En revanche, dans la littérature la plus récente, j'entends : depuis les années 30 ou la dernière guerre passée, donc sous l'influence à nouveau croissante du modernisme les dernières années du pontificat du pape Pie XI, notamment après le décès inopiné du cardinal Merry del Val, et sous l'influence du catholicisme libéral renaissant, et, depuis le désastre conciliaire, aussi de la littérature "tradie" souvent française et gallicanisante, le terme "ex cathedra" est régulièrement interprété comme s'il était l'équivalent de "solennellement", "expressément", alors qu'il signifie simplement "dans l'exercice de sa fonction", sans exigence formelle, comme l'explicitent par ailleurs le texte même de la définition (
id est, cum ... munere fungens ...) et les commentaires.
Ainsi il n'est pas rare de lire, et c'est une sottise théologique de première ordre, de laquelle une lecture un peu sérieuse de la littérature aurait pu préserver, que le Pape ne s'exprimerait infailliblement "qu'une ou deux fois par siècle" (on sous-entend que par ailleurs il peut impunément raconter n'importe quoi).
Ce n'est évidemment pas le cas.
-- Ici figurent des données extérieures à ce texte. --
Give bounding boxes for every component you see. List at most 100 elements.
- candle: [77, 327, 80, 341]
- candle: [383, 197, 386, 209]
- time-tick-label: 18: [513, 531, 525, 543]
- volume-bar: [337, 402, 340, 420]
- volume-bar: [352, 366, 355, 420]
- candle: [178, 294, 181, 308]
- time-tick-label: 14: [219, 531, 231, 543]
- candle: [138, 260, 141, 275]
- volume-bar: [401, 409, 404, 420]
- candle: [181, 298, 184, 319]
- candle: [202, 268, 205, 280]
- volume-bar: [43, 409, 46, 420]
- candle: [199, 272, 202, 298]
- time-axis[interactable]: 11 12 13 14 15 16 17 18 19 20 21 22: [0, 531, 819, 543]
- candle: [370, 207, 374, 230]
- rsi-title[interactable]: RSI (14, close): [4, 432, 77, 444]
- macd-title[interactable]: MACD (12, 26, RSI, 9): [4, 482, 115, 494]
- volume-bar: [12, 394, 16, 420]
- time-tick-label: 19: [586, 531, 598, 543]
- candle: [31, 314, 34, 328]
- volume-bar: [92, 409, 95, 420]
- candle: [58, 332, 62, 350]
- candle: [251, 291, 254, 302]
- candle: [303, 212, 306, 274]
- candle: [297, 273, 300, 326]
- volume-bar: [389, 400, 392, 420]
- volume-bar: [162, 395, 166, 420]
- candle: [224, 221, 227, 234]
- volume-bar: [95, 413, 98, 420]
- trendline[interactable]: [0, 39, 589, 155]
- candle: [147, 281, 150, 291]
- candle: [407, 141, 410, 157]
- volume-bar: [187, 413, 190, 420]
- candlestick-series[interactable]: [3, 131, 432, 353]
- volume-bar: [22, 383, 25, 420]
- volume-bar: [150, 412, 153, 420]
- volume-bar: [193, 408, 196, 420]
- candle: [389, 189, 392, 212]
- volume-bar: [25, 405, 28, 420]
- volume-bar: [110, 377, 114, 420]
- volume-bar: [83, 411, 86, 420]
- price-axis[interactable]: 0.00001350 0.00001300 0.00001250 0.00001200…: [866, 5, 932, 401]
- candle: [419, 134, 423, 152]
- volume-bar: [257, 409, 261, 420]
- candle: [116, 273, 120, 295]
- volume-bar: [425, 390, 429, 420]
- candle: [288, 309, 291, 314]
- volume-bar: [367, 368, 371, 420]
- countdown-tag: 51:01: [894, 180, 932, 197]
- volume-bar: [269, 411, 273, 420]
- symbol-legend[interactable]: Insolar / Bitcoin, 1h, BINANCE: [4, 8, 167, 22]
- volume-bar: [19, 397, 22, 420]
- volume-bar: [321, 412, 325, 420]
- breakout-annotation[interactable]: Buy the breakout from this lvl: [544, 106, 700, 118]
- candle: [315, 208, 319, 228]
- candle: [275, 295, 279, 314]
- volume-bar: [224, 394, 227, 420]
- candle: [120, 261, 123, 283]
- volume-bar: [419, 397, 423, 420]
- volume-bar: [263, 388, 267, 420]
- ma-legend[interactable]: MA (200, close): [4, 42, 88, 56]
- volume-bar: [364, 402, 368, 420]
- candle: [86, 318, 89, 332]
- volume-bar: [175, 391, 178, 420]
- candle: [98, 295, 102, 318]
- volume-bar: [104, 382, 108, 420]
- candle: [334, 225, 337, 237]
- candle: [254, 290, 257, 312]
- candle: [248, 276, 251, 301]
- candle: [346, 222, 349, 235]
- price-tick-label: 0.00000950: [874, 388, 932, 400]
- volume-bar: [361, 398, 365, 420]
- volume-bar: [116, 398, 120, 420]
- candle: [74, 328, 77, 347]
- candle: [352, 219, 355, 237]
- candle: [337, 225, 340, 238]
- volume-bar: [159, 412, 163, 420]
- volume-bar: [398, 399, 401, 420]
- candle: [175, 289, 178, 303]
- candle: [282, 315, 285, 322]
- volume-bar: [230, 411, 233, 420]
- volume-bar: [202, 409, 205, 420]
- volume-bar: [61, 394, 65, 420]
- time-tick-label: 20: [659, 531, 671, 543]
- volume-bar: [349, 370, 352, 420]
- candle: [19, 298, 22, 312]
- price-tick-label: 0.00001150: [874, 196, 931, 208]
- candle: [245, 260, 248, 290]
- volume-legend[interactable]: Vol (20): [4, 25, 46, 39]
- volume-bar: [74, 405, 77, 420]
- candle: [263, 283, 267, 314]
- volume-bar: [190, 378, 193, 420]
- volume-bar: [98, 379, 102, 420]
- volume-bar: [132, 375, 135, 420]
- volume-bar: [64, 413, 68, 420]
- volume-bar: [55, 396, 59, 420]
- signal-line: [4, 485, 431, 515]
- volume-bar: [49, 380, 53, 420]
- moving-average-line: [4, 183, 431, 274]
Faut-il le dire ? On se passerait bien d'un tel Pape, appelé à "confirmer ses frères dans la foi" (donc forcément sans pouvoir se tromper et tromper les fidèles, sinon ce ne serait pas la peine), s'il fallait attendre chaque fois à peu près 100 ans. Non,
cotidie exercetur, disait le pape Pie XI : ce magistère s'exerce tous les jours.
Nous souffrons beaucoup du fait que le Concile du Vatican a dû rester inachevé, mais nous ne sommes pas dispensés de lire, d'étudier et de combiner les textes existants, notamment la relation précise entre les passages parallèles D 1792 et D 1839, et en particulier la portée exacte du magistère ordinaire et universel de l'Église avec le Pape ou du Pape seul (non abordée explicitement par
Dei Filius), en se basant sur les commentaires autorisés de ces textes (je songe à Scheeben, spécialement).
Si les schémas
de Ecclesia complémentaires avaient été votés, toute discussion serait superflue, et ceux "qui voudraient circonscrire strictement l'assistance divine promise à l'Église aux seules définitions ex cathedra" [dans le sens limité, et erroné, de "solennelles"] seraient des hérétiques formels, alors qu'aujourd'hui, ils demeurent, heureusement pour eux, proches d'hérésie.